Earlier this week the all-parliamentary on COVID-19 called for the government to adopt a zero-covid strategy. This included a package of recommendations intended to reduce the number of infections seen in England over a seven-day rolling average to no more than one new case per million population per day, rolling out a locally-led and coordinated track and trace system and screening for the virus at public transport hubs. Whilst these seemed like eminently reasonable suggestions there appeared to be a substantial amount of pushback. Suggesting among other things that “Surely the point of life, was to live and not just to avoid death”. The implication being that any further restrictions or measures to prevent the spread of COVID would make life not worthwhile.


Whilst I don’t wish to overstate the prevalence of this particular line of thought, it does seem to be as a good a point as any to consider, the current moment we’re in, from the insufficiency of the measures taken to contain COVID, to the continuing inability of many governments to take the threat posed by COVID seriously, to our still developing understanding of the long term effects of the virus, which has been linked to everything from heart problems, chronic fatigue and even brain inflammation. As such, I continue to be intrigued by those who seem entirely unnerved by the lethality of the virus and continue to push for activities that would hasten it’s spread from discussions of “herd immunity”, to the rapid reopening of social spaces to the current push to spur workers back to their offices even in situations where they could safely work from home.

There are of course reasons for cynicism here, and I do not wish to downplay them, the virus has certainly lead to previously unforeseen intrusion into the interactions of everyday life and compared to many other pandemics the pathogen in question appears to be considerably less-lethal however in the UK it has still lead to a level of excess death well above that of previous years. It is also entirely possible the virus could be reaching its end, as I write 18 deaths have been recorded in the UK from COVID, considerably down from numbers that rose to be in excess of 900 at its peak. However, the fact remains the virus has killed more people in the UK than could be attributed to any recent terrorist attack, yearly vehicular accidents, yearly ischemic heart diseases and perhaps crucially substantially more than yearly deaths attributed to influenza and pneumonia.  

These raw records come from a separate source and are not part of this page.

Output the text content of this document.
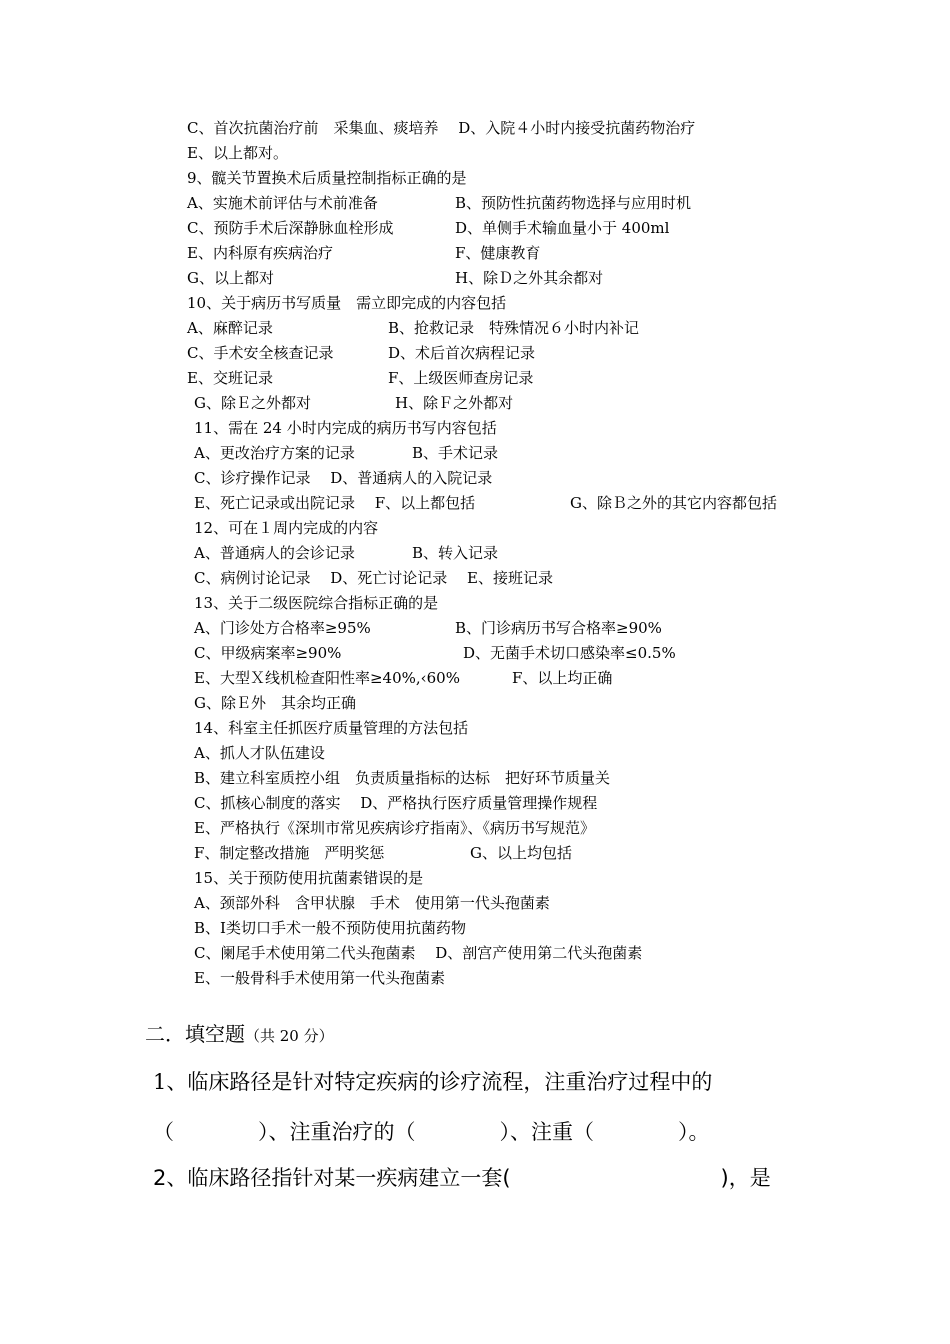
C、首次抗菌治疗前　采集血、痰培养　 D、入院４小时内接受抗菌药物治疗
E、以上都对。
9、髋关节置换术后质量控制指标正确的是
A、实施术前评估与术前准备	B、预防性抗菌药物选择与应用时机
C、预防手术后深静脉血栓形成	D、单侧手术输血量小于 400ml
E、内科原有疾病治疗	F、健康教育
G、以上都对	H、除Ｄ之外其余都对
10、关于病历书写质量　需立即完成的内容包括
A、麻醉记录	B、抢救记录　特殊情况６小时内补记
C、手术安全核查记录	D、术后首次病程记录
E、交班记录	F、上级医师查房记录
G、除Ｅ之外都对	H、除Ｆ之外都对
11、需在 24 小时内完成的病历书写内容包括
A、更改治疗方案的记录	B、手术记录
C、诊疗操作记录　 D、普通病人的入院记录
E、死亡记录或出院记录　 F、以上都包括	G、除Ｂ之外的其它内容都包括
12、可在１周内完成的内容
A、普通病人的会诊记录	B、转入记录
C、病例讨论记录　 D、死亡讨论记录　 E、接班记录
13、关于二级医院综合指标正确的是
A、门诊处方合格率≥95%	B、门诊病历书写合格率≥90%
C、甲级病案率≥90%	D、无菌手术切口感染率≤0.5%
E、大型Ｘ线机检查阳性率≥40%,‹60%	F、以上均正确
G、除Ｅ外　其余均正确
14、科室主任抓医疗质量管理的方法包括
A、抓人才队伍建设
B、建立科室质控小组　负责质量指标的达标　把好环节质量关
C、抓核心制度的落实　 D、严格执行医疗质量管理操作规程
E、严格执行《深圳市常见疾病诊疗指南》、《病历书写规范》
F、制定整改措施　严明奖惩	G、以上均包括
15、关于预防使用抗菌素错误的是
A、颈部外科　含甲状腺　手术　使用第一代头孢菌素
B、Ⅰ类切口手术一般不预防使用抗菌药物
C、阑尾手术使用第二代头孢菌素　 D、剖宫产使用第二代头孢菌素
E、一般骨科手术使用第一代头孢菌素
二．填空题（共 20 分）
1、临床路径是针对特定疾病的诊疗流程，注重治疗过程中的
（　　　　）、注重治疗的（　　　　）、注重（　　　　）。
2、临床路径指针对某一疾病建立一套(　　　　　　　　　　)，是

Despite this many appear on the brink of accepting the level of fatalities caused by COVID as the new normal and it’s this that I find particularly troubling. Within this particular thought process, mounting numbers of deaths are coldly rationalized as the cost of maintaining an economy and yet curiously the same rationale is not applied to the increasing possibility of viral zoonotic transference due to increasing incursions into the wilderness as part of modern industrial farming practices. Even prior to the virus the economic settlement for many has, skewed in favour of a continually decreasing minority, all the while the value of human life and living itself is being reduced to a financial cost benefit analysis.

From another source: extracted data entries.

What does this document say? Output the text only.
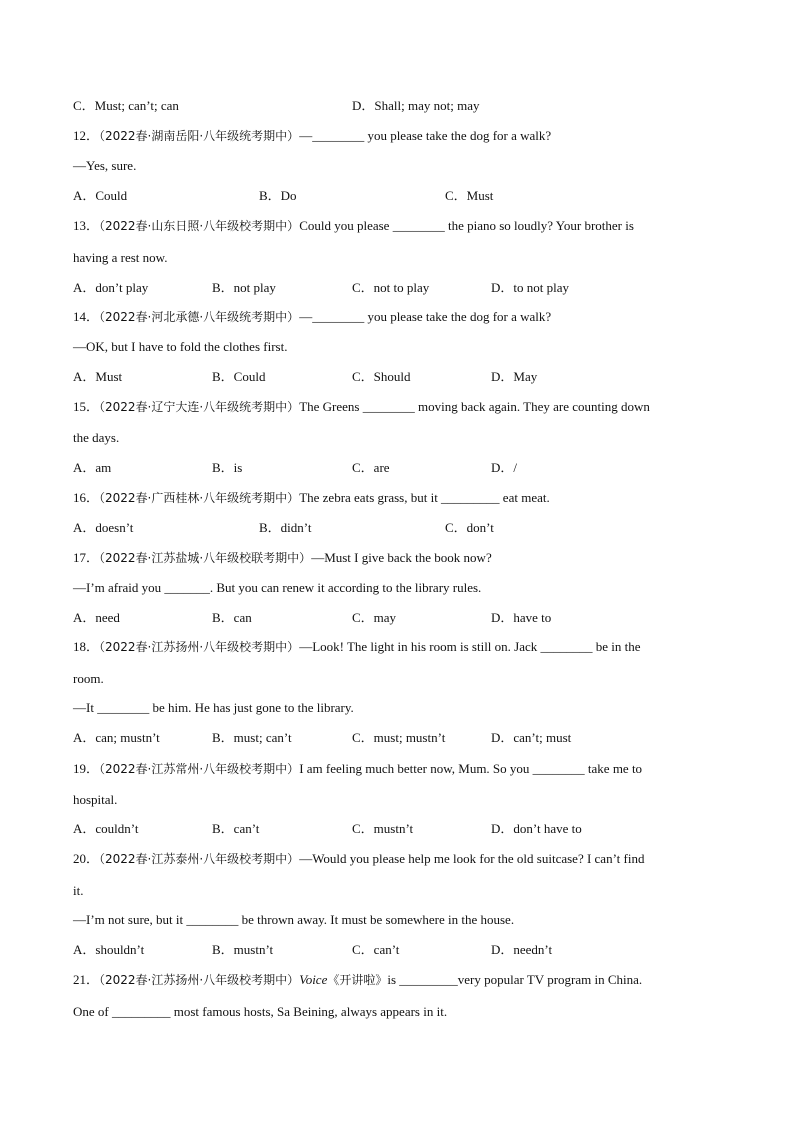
C．Must; can’t; can	D．Shall; may not; may
12．（2022春·湖南岳阳·八年级统考期中）—________ you please take the dog for a walk?
—Yes, sure.
A．Could	B．Do	C．Must
13．（2022春·山东日照·八年级校考期中）Could you please ________ the piano so loudly? Your brother is
having a rest now.
A．don’t play	B．not play	C．not to play	D．to not play
14．（2022春·河北承德·八年级统考期中）—________ you please take the dog for a walk?
—OK, but I have to fold the clothes first.
A．Must	B．Could	C．Should	D．May
15．（2022春·辽宁大连·八年级统考期中）The Greens ________ moving back again. They are counting down
the days.
A．am	B．is	C．are	D．/
16．（2022春·广西桂林·八年级统考期中）The zebra eats grass, but it _________ eat meat.
A．doesn’t	B．didn’t	C．don’t
17．（2022春·江苏盐城·八年级校联考期中）—Must I give back the book now?
—I’m afraid you _______. But you can renew it according to the library rules.
A．need	B．can	C．may	D．have to
18．（2022春·江苏扬州·八年级校考期中）—Look! The light in his room is still on. Jack ________ be in the
room.
—It ________ be him. He has just gone to the library.
A．can; mustn’t	B．must; can’t	C．must; mustn’t	D．can’t; must
19．（2022春·江苏常州·八年级校考期中）I am feeling much better now, Mum. So you ________ take me to
hospital.
A．couldn’t	B．can’t	C．mustn’t	D．don’t have to
20．（2022春·江苏泰州·八年级校考期中）—Would you please help me look for the old suitcase? I can’t find
it.
—I’m not sure, but it ________ be thrown away. It must be somewhere in the house.
A．shouldn’t	B．mustn’t	C．can’t	D．needn’t
21．（2022春·江苏扬州·八年级校考期中）Voice《开讲啦》is _________very popular TV program in China.
One of _________ most famous hosts, Sa Beining, always appears in it.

Much was made of many mainstream philosopher’s attempts to grapple with the enormity of the crisis from the vaguely conspiratorial musings of Agamben suspicions surrounding state overreach, a laudable goal but perhaps undermined by his refusal to take into account the evidence surrounding the transmission of the virus, to Judith Butler’s comparison of the urge to resume economic activity as being in many way a reflection of the wider trajectory of capitalism’s death drive. One particular article did hold my attention however namely Slavoj Žižek’s piece for the critical inquiry blog ‘Is Barbarism with a Human Face Our Fate’.

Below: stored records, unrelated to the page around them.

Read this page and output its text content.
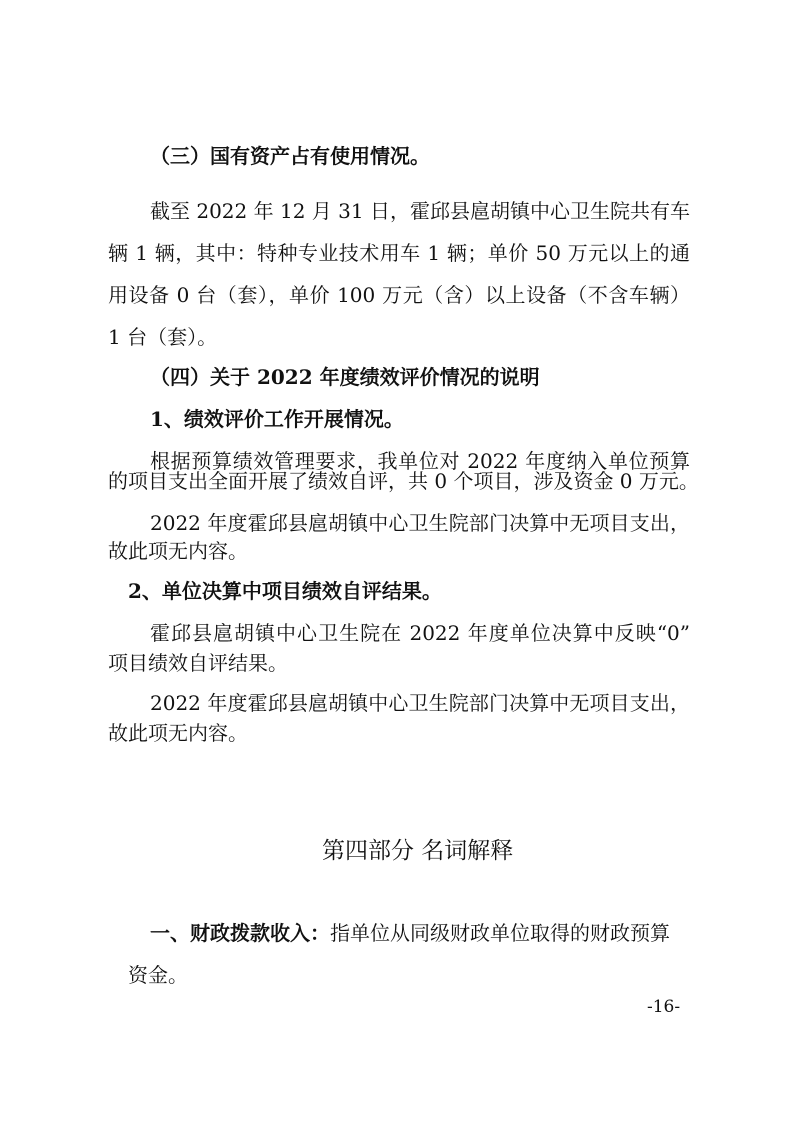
（三）国有资产占有使用情况。

截至 2022 年 12 月 31 日，霍邱县扈胡镇中心卫生院共有车

辆 1 辆，其中：特种专业技术用车 1 辆；单价 50 万元以上的通

用设备 0 台（套），单价 100 万元（含）以上设备（不含车辆）

1 台（套）。

（四）关于 2022 年度绩效评价情况的说明

1、绩效评价工作开展情况。

根据预算绩效管理要求，我单位对 2022 年度纳入单位预算

的项目支出全面开展了绩效自评，共 0 个项目，涉及资金 0 万元。

2022 年度霍邱县扈胡镇中心卫生院部门决算中无项目支出，

故此项无内容。

2、单位决算中项目绩效自评结果。

霍邱县扈胡镇中心卫生院在 2022 年度单位决算中反映“0”

项目绩效自评结果。

2022 年度霍邱县扈胡镇中心卫生院部门决算中无项目支出，

故此项无内容。

第四部分 名词解释

一、财政拨款收入：指单位从同级财政单位取得的财政预算

资金。

-16-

Opening with a morose reflection on concerns surrounding fears of contracting the virus, Žižek pondered on whether the future was not as many might surmise immediate regression to open brutality, but rather as he put it “ruthless survivalist measures enforced with regret and even sympathy but legitimized by expert opinions”. Indeed, prior to the rapid escalation of the virus in the UK, the prime minister already spoke of grand parents being taken before their time. In a similar fashion to Žižek I have continually questioned, why many of these premises have been allowed to persist unchallenged or even been echoed by the general populace. Contrary to the infinite responsibility for the other, as espoused by Levinas we have instead allowed the for the basic suspension of our social ethics, in moving past the importance the protecting of the weak and the vulnerable.

As someone who has perhaps implicitly shown some resistance to what Agamben referred to as “the politics of bare life” (see Life… the Best Game in Town?) , perhaps this seems somewhat hypocritical, however I do not believe that’s what’s at stake here, lives are ultimately being prematurely cut and based on recent reports about the long term damage of some infections potentially irreparably changed, amid calls for ‘normal’ economic activity resume. Not to provide us with our necessary sustenance, this could and has in many areas been provided without the potential level of sacrifice that a full scale return to the office would require, but to continue to sustain a mode of production and profit generation that’s clearly no longer serves the majority but whose needs we’re increasingly becoming subsumed to.